KARACHI: Demand for tractors has plummeted so sharply it is now threatening an industry shutdown amid reports of widespread layoffs.

Chief Executive Officer Al-Ghazi Tractors Ltd (AGL) Shahid Hussain said production has plunged to 8,155 units in the first half of current fiscal year from 12,061 units last year following the slowdown in the market coupled with the non-release of massive sales tax refunds by the government.

“Our sales and distribution activities are going on but the company has unsold stock of 1,000 tractor units,” he said adding the assembly line was shut down last week due to annual maintenance and it may continue till second week of January.

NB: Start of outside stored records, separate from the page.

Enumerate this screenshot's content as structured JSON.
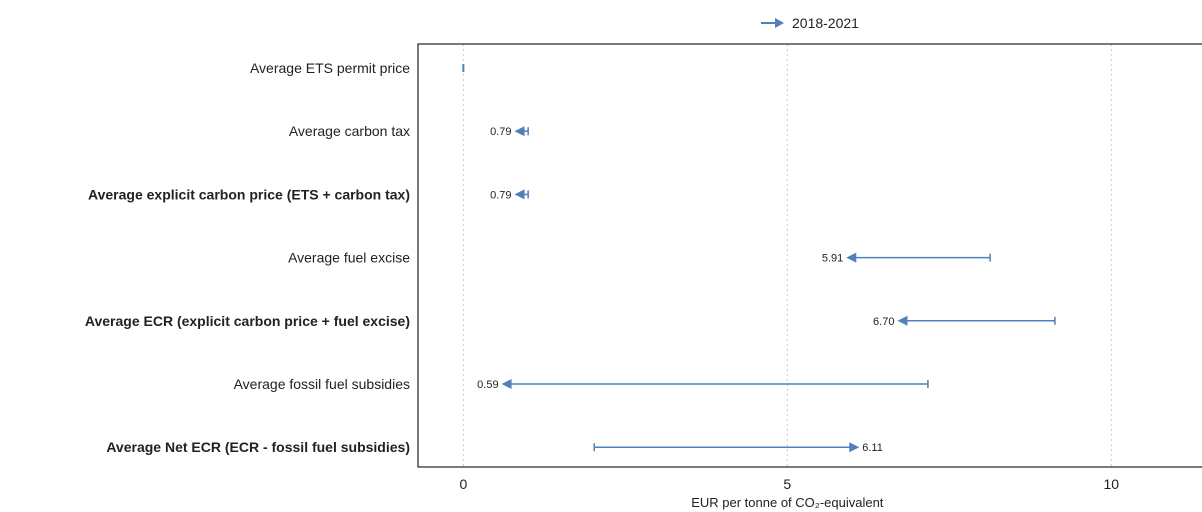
{
  "chart_data": {
    "type": "dumbbell-arrow",
    "legend": {
      "label": "2018-2021",
      "placement": "top-center"
    },
    "xlabel": "EUR per tonne of CO₂-equivalent",
    "xlim": [
      -0.7,
      11.4
    ],
    "xticks": [
      {
        "value": 0,
        "label": "0"
      },
      {
        "value": 5,
        "label": "5"
      },
      {
        "value": 10,
        "label": "10"
      }
    ],
    "grid": {
      "vertical": true
    },
    "categories": [
      {
        "label": "Average ETS permit price",
        "bold": false
      },
      {
        "label": "Average carbon tax",
        "bold": false
      },
      {
        "label": "Average explicit carbon price (ETS + carbon tax)",
        "bold": true
      },
      {
        "label": "Average fuel excise",
        "bold": false
      },
      {
        "label": "Average ECR (explicit carbon price + fuel excise)",
        "bold": true
      },
      {
        "label": "Average fossil fuel subsidies",
        "bold": false
      },
      {
        "label": "Average Net ECR (ECR - fossil fuel subsidies)",
        "bold": true
      }
    ],
    "series": [
      {
        "name": "2018-2021",
        "start_values": [
          0.0,
          1.0,
          1.0,
          8.13,
          9.13,
          7.17,
          2.02
        ],
        "end_values": [
          0.0,
          0.79,
          0.79,
          5.91,
          6.7,
          0.59,
          6.11
        ],
        "end_labels": [
          "",
          "0.79",
          "0.79",
          "5.91",
          "6.70",
          "0.59",
          "6.11"
        ]
      }
    ],
    "colors": {
      "series": "#4f81bd",
      "axis": "#333333",
      "grid": "#c8c8c8",
      "text": "#222222"
    }
  }
}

Vendors for the tractor industry say they have already begun employee lay-offs amid declining demand from assemblers.

The decline in demand for tractor parts since Nov 2018 has cost the jobs of numerous daily-wage workers in the vending industry, whereas, though assemblers have maintained their existing workforce despite slump in sales.

Former chairman Pakistan Association of Automotive Parts and Accessories Manufacturers (Paapam) Mumshad Ali said that “I have fired 125 people, mostly daily-wage workers, contractual and permanent employees in January from my two plants,” adding that “I have not been providing parts to tractor assemblers from last week of November last year.”

He said that assemblers are not buying parts from vendors since they still have unused inventories at their plants and dealership networks. He added that, in addition to the rupee devaluation pushing up the prices, tractor sales have also been affected by the delay in cash disbursement to sugarcane growers by millers on account of late start of crushing season.

“I think tractor market will shrink to Rs30 billion in the ongoing fiscal year from Rs60bn owing to depressed sales during first six months of the current fiscal year,” he said hoping that arrival of wheat crop at the beginning of second quarter of 2019 may encourage growers to lift locally assembled tractors.

Moreover, the wait-and-see approach of growers over the government’s plan to allow imports of five-year old tractors has also affected tractor sales.

Co-Convenor Tractor Committee Paapam, Maqsood Rana said, “I have removed 15 out of 40 semi-skilled workers and machine operators from the service since sales halted from Nov 2018 onwards.”

Former chairman Paapam Tariq Nazir said, “I have kept my 200 workers intact at my plant despite no sale of parts to tractor assemblers from Nov 15, 2018.”

But he said, “I may remove half of my workforce in case our sales remain suspended from Jan 15 onwards,” claiming that 80 per cent of Paapam members have retrenched more than 50pc of their workers in the last two months.

President Pakistan Kissan Itehad (PTI), Khalid Mahmood Khokar said growers are not purchasing tractors due to cash crunch. “I have asked the federal government to remove 5pc general sales tax on tractors and provide subsidy which can bring down prices and enable growers to purchase tractors,” he said.

Hussain noted that, “farmers and growers do not have surplus funds to buy tractors.” Water scarcity, rising input cost of crop, late crushing of sugarcane and cotton crop crisis have adversely affected farmers and growers he claimed.

He said that the industry has been pleading with the government to address the anomaly between input tax and output tax that leads to completely imbalanced and massive accumulation of refund claims which stand at around Rs2bn for AGL alone.

Millat Tractors Limited (MTL) has also shut down its manufacturing plant from December 10-31 last year while the restart state had been extended to January. The company issued parts’ procurement schedule from vendors for Oct-Dec 2018 and January but cancelled it in Nov 2018 due to huge inventory of tractor parts as well as completely built up tractors in the company.

An MTL official said that so far, no employees have lost their jobs but overall trading activities have stopped due to liquidity crunch in the market. Besides, suspension in China-Pakistan Economic Corridor and government infrastructure projects — in which tractors were used for hauling construction material and debris — had also adversely affected sales.